The picket in Belgrade started on Monday night at 11 pm and protesters said the blockades would continue them 22 hours, dubbing them “the liberation of our RTS”.
The move to target the broadcasters was not announced in advance but many students posted calls on social media for members of the public to join them in front of the RTS building.
“The long-prepared operation ‘Operation’ has just begun. Takovska 10. RTS. Everyone, right now,” students from the Belgrade Faculty of Dramatic Arts wrote on Monday night on their Instagram account.
Protesters arrived on Monday night and put up metal fences at the RTS building entrance.
Serbia’s gendarmerie riot police also arrived on Monday night. Videos on social media showed them going through a group of students and hitting some of them with batons. Media reported that numerous police were present inside both the RTS and RTV buildings.
Serbia’s Interior Minister Ivica Dacic insisted the gendarmerie did not attack anyone, but that the police were attacked. “There are no doubts about this, the gendarmerie only wanted to enter the building, as that was their task,” he said, RTS reported.
President Aleksandar Vucic later on Monday night posted a photo of a policeman who was injured with a black eye. “Lazar Bacic, a police officer, was attacked by Bolshevik plenary members [student protesters] in front of the RTS building. He sustained severe bodily injuries. Horrific ones. They hit him with brass knuckles,” Vucic wrote on Instagram.
Vucic added that “they will be held accountable for every act of violence they have committed”.

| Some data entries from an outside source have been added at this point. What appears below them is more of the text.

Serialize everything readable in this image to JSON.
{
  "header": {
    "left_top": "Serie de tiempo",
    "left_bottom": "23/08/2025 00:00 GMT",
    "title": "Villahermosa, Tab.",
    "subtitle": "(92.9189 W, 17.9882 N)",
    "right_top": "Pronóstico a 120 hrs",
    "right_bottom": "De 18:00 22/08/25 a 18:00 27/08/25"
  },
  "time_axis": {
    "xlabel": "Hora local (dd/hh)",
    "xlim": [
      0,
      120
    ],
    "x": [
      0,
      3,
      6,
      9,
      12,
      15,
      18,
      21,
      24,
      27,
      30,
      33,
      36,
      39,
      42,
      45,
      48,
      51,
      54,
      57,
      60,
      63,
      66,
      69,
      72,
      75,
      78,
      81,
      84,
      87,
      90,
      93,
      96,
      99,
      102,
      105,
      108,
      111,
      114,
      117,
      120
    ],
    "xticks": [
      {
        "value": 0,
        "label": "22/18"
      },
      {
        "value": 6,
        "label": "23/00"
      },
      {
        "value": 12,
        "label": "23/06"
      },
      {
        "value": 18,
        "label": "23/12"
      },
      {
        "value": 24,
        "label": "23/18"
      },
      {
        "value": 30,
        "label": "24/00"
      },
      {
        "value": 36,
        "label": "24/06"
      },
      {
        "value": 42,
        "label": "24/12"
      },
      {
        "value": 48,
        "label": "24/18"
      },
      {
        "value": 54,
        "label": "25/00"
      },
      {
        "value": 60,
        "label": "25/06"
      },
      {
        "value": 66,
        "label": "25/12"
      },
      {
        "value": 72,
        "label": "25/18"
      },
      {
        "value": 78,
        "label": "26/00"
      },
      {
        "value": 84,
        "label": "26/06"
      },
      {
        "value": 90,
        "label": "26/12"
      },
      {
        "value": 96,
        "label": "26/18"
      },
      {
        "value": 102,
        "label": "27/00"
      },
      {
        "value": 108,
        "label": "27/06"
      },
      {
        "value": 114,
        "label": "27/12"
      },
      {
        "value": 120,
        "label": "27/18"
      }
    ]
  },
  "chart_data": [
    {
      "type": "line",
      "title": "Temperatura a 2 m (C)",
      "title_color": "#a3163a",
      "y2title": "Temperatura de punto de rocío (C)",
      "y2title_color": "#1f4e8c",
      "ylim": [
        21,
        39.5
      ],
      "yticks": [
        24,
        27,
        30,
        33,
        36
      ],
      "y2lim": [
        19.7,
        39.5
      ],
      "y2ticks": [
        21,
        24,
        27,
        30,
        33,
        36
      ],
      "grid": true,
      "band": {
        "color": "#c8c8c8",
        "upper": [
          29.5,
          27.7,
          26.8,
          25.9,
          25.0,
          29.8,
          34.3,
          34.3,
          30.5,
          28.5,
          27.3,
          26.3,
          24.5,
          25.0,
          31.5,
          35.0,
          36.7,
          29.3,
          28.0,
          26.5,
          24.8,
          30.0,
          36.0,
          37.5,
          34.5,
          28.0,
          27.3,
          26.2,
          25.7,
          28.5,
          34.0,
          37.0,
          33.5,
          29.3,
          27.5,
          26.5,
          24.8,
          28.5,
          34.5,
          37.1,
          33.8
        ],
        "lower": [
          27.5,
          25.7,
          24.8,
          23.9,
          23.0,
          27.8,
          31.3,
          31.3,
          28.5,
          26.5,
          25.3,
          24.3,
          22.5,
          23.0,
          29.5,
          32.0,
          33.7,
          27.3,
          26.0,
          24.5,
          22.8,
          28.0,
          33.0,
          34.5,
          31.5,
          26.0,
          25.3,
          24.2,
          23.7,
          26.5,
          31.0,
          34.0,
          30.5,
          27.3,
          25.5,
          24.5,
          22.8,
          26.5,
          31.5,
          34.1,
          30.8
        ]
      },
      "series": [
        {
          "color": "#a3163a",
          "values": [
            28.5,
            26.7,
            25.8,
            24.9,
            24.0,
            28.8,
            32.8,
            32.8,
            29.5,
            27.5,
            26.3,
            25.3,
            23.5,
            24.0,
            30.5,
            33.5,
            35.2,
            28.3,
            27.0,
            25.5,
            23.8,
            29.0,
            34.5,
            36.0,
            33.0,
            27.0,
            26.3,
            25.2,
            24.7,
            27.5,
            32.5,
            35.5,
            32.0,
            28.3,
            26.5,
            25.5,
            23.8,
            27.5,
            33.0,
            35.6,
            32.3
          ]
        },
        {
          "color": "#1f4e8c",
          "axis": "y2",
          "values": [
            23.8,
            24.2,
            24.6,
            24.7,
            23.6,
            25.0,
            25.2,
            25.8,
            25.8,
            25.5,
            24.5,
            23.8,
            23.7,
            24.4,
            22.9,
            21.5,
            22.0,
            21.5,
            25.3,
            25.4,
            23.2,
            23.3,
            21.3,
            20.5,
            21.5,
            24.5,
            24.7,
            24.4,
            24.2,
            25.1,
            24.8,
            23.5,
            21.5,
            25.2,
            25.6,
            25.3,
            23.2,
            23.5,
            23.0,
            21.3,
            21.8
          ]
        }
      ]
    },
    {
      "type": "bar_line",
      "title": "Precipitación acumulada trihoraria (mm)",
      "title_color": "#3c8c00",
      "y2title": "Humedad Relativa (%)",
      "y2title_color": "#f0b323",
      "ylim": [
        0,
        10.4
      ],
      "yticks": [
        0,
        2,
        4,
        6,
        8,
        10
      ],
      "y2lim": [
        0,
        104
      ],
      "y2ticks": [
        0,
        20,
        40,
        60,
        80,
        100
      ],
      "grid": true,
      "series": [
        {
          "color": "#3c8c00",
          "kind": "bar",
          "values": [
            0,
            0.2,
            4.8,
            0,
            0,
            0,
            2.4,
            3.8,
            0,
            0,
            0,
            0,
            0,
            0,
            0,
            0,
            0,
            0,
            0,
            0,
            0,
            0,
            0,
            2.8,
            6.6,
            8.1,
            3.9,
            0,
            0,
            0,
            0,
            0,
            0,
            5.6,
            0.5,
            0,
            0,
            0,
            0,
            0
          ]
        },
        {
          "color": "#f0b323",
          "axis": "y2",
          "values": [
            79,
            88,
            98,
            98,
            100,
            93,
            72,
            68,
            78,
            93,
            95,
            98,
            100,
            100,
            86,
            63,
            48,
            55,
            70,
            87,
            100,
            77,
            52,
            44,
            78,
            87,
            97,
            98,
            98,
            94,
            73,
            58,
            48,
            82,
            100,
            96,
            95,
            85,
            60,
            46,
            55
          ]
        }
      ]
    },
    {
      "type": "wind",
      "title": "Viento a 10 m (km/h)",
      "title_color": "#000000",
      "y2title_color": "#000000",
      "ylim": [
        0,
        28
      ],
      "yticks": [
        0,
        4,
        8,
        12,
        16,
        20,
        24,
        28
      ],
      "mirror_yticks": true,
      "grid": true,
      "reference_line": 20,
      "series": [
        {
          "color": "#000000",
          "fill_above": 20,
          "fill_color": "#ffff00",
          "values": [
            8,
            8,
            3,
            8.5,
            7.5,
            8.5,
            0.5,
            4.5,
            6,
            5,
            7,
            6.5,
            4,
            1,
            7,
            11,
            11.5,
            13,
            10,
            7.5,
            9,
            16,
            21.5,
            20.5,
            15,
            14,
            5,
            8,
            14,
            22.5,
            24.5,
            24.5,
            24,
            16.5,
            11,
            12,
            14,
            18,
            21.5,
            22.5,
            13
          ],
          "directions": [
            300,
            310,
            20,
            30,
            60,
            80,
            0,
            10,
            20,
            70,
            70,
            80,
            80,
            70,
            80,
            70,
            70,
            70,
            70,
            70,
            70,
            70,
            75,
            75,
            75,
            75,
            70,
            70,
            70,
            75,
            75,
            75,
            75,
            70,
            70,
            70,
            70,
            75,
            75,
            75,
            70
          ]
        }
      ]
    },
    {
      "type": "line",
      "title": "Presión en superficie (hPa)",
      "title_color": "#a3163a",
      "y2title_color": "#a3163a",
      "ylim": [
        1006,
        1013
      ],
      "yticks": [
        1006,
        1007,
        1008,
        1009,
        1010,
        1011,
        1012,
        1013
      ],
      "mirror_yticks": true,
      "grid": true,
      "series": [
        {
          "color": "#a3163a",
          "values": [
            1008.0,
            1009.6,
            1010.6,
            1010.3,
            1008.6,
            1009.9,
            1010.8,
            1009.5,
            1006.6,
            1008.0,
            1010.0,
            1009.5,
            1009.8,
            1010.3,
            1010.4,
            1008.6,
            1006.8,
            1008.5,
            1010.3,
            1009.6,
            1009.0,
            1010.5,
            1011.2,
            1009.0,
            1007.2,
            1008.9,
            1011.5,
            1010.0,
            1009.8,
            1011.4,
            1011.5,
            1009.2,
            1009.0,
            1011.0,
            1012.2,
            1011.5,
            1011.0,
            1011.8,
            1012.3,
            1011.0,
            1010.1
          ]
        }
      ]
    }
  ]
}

Although Vucic claimed the students were responsible for the attack, video on social media showed that the injured policeman was in plainclothes and was, in fact, hit by the riot police.
The Higher Public Prosecutor’s Office in Belgrade has ordered the police to identify all those who attacked members of the gendarmerie in front of the RTS building and who “assaulted a plainclothes police officer while he was performing his official duties, causing an eye injury”.
RTS has appealed to the students to abandon the blockade. “Radi- Television Serbia states that this blockade is in complete contrast to previous statements made by the students in the blockade, in which they advocated the free operation of institutions,” it said.
Novi Sad students also launched their blockade of the Radio Television of Vojvodina building on Monday night. Beta news agency reported on Monday night that the students had attempted to negotiate with the general director of RTV, Goran Karadzic, about speaking on air in a live broadcast, but he refused. RTV halted its regular news programmes and has instead been broadcasting films, documentaries and other shows.
Students have called for a blockade of RTS’s second studio, on the other side of Belgrade, as well. Meanwhile however, RTS continues to broadcast its regular programming.
Mass student-led protests sparked by November’s Novi Sad railway station disaster, which left 15 people dead, erupted more than three months ago.
The protests have become the most serious challenge to Vucic’s rule since his Serbian Progressive Party came to power in 2012. Vucic has described them as an attempted revolution.